Kapolri: Densus Antikorupsi Tidak untuk Membubarkan KPK

Menkumham Yasonna Laoly, Jaksa Agung HM Prasetyo, Kapolri Jenderal Pol Tito Karnavian, Ketua KPK Agus Rahardjo beserta sejumlah pejabat terkait mengikuti rapat kerja dengan Komisi III DPR di Kompleks Parlemen, Senayan, Jakarta, 16 Oktober 2017. Rapat itu membahas evaluasi 15 tahun pelaksanaan tugas dan fungsi dalam pemberantasan tindak pidana korupsi serta kendala dan hambatan yang masih ditemui para penegak hukum. (Antara)
Menkumham Yasonna Laoly, Jaksa Agung HM Prasetyo, Kapolri Jenderal Pol Tito Karnavian, Ketua KPK Agus Rahardjo beserta sejumlah pejabat terkait mengikuti rapat kerja dengan Komisi III DPR di Kompleks Parlemen, Senayan, Jakarta, 16 Oktober 2017. Rapat itu membahas evaluasi 15 tahun pelaksanaan tugas dan fungsi dalam pemberantasan tindak pidana korupsi serta kendala dan hambatan yang masih ditemui para penegak hukum. (Antara)

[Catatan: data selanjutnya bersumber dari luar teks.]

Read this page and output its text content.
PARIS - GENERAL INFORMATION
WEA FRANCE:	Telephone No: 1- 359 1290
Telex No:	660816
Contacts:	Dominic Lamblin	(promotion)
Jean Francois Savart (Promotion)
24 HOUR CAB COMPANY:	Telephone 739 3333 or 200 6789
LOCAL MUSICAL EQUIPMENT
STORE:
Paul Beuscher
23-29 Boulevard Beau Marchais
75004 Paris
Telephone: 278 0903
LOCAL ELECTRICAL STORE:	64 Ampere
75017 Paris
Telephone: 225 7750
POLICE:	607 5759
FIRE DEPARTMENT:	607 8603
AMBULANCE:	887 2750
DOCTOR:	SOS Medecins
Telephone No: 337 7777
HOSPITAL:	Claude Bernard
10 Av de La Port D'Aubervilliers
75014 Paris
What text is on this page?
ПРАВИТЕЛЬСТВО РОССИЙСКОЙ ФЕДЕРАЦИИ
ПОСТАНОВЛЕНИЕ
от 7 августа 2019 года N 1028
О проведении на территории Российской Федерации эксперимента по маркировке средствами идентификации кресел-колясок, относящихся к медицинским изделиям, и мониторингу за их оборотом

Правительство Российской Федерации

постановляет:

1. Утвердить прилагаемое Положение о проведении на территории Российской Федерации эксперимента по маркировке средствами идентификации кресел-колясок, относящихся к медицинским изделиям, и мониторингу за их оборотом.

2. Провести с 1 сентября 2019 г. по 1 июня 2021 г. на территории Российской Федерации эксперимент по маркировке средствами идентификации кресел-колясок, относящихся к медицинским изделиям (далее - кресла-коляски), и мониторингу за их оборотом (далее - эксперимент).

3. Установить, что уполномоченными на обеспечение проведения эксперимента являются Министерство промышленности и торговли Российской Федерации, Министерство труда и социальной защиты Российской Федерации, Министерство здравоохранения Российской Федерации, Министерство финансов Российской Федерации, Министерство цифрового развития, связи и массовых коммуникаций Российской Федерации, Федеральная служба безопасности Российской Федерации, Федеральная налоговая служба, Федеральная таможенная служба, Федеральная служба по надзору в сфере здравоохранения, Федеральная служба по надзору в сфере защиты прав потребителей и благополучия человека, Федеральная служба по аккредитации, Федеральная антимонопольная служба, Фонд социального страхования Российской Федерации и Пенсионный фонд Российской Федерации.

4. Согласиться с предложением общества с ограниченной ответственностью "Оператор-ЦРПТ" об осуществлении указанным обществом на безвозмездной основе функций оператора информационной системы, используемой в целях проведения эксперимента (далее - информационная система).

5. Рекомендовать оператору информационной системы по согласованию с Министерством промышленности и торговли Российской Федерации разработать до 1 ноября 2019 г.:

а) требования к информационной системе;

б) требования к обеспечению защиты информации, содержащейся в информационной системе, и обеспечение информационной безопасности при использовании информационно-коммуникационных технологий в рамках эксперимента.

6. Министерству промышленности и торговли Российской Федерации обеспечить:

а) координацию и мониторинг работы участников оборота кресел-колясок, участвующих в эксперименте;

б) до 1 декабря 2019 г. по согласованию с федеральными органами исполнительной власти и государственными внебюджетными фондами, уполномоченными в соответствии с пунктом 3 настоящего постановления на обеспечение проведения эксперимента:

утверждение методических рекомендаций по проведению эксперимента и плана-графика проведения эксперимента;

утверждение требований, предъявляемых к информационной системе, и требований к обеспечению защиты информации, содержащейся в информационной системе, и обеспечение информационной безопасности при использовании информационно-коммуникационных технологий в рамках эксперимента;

RAB.com (JAKARTA): Kepala Kepolisian RI (Kapolri) Jenderal Tito Karnavian mengatakan pembentukan Detasemen Khusus (Densus) Antikorupsi bukan untuk membubarkan Komisi Pemberantasan Korupsi (KPK). Pembentukan Densus Antikorupsi juga tidak untuk mengikis kewenangan kejaksaan.

“Densus Antikorupsi akan menjadi pendukung KPK dan kejaksaan dalam memberantas perkara rasuah. Paralel dan bermitra,” kata Kapolri seusai rapat kerja bersama Komisi Hukum, Kejaksaan Agung, KPK, serta Kementerian Hukum dan Hak Asasi Manusia di Kompleks Parlemen, Jakarta, Senin (16/10).

Menurut Tito, kejaksaan tetap memiliki kewenangan melakukan penuntutan. Begitu pula dengan KPK, Densus Antikorupsi bersama komisi antirasuah itu akan saling berbagi tugas. “Hutan permasalahan korupsi ini kan luas. Lihat saja, (selama) 15 tahun sudah berapa ribu orang ditangkap, tapi juga belum selesai,” ucapnya.

Wacana pembentukan Densus Antikorupsi, menurutnya, tidak dipermasalahkan KPK. Hanya, kedua lembaga tersebut menggarisbawahi tentang pembagian tugas ke depan. Tito mencontohkan, KPK bisa menangani kasus-kasus besar dengan intervensi politik yang tinggi. Sedangkan Densus Antikorupsi bisa menangani kasus dari tingkat pusat sampai desa.

“KPK kan enggak mungkin menangani sampai ke desa-desa, kecil sekali,” tutur mantan Kapolda Metro Jaya ini menambahkan pembentukan Densus Antikorupsi masih akan dibicarakan bersama DPR dan pemerintah. Namun ia mengklaim semua pihak mendukung rencananya itu. “Cuma perlu ada pembagian tugas, KPK di mana, Polri di mana, kejaksaan di mana,” katanya.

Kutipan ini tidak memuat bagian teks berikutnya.